The north’s calibrated strategy will aim at securing relief from sanctions, but they are past masters of offering concessions that are never honoured. We should recall that, between 2005 and 2009, the US unfroze $25 million of a North Korean fund at Banco Delta Asia, which the regime then used as a slush fund. We must beware of being what Lenin called “useful idiots” in the hands of a well-practised and often cunning snake oil salesman.
We should stay close to the United States and work together, as Ronald Reagan and Margaret Thatcher did so effectively during the Cold War and the Helsinki process. Along with sanctions and diplomacy and military deployment—including, last week, three stealth B-2 Spirit bombers to Guam and HMS “Sutherland” and HMS “Argyll” to the Asia Pacific—we must never lose sight of breaking North Korea’s information blockade and the championing of both people’s human rights.
Four years ago, a United Nations commission of inquiry concluded that the,
“gravity, scale and nature”,
of the human rights violations in North Korea,
“reveal a State that does not have any parallel in the contemporary world”.
Its chairman, Justice Michael Kirby, said:
“This Commission’s recommendations should not sit on the shelf … It is now your duty to address the scourge of human rights violations and crimes against humanity”.
However, while the report’s recommendations gather dust, 200,000 people remain incarcerated in the regime’s gulags, where more than 300,000 people have been killed. The regime rapes, tortures, indoctrinates and lets millions of its people starve to death. Like Stalin, Kim Jong-un uses mock trials, purges and public executions.
Consider the plight of North Korean refugees.
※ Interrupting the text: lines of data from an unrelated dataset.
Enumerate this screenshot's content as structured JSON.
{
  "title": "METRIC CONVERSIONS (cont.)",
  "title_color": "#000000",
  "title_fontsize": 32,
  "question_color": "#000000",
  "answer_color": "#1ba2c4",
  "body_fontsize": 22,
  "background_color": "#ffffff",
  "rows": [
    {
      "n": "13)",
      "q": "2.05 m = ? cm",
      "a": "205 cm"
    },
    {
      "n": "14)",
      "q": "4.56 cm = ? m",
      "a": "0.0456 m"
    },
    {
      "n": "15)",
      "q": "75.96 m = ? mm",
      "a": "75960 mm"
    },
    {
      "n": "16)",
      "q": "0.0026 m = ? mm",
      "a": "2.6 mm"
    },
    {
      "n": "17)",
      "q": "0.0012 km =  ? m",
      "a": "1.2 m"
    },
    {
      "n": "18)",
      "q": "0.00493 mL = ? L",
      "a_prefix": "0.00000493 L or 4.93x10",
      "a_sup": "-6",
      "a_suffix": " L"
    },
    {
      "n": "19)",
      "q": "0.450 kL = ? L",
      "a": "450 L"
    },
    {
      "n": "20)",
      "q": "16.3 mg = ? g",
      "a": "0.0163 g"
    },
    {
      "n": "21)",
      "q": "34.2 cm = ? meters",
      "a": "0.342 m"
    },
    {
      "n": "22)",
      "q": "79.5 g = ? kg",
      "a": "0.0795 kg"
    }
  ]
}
Just two months ago, 10 North Koreans, including women and a four year-old child, were repatriated to North Korea from China, despite South Korea’s willingness to give them refuge and citizenship. The father of one of the children, who had reached South Korea, issued an appeal broadcast by the BBC. He said that his wife and son would,
“either face execution or wither away in a political prison camp”,
if sent back to North Korea. He said that he was haunted by images of his young son in detention:
“I can almost hear my baby calling my name”.
I was genuinely shocked to receive a parliamentary reply about this case, in which the Government confirmed that they had not made representations to China on behalf of those fleeing refugees.
We should not remain silent about the nature of this regime—we should act whenever we can—nor should we impute in some foolish way a moral equivalence between North Korea and the United States of America. In the Cold War, once destruction was mutually assured and we realised that weapons used by either side would lead to obliteration, other weapons proved more effective; we should deploy them all. The Helsinki process opened eyes and minds to systematic injustices. As walls fell, this ushered in an era of extraordinary change. It remains the historic role of our two nations to challenge and help change even the most nightmarish and oppressive of regimes.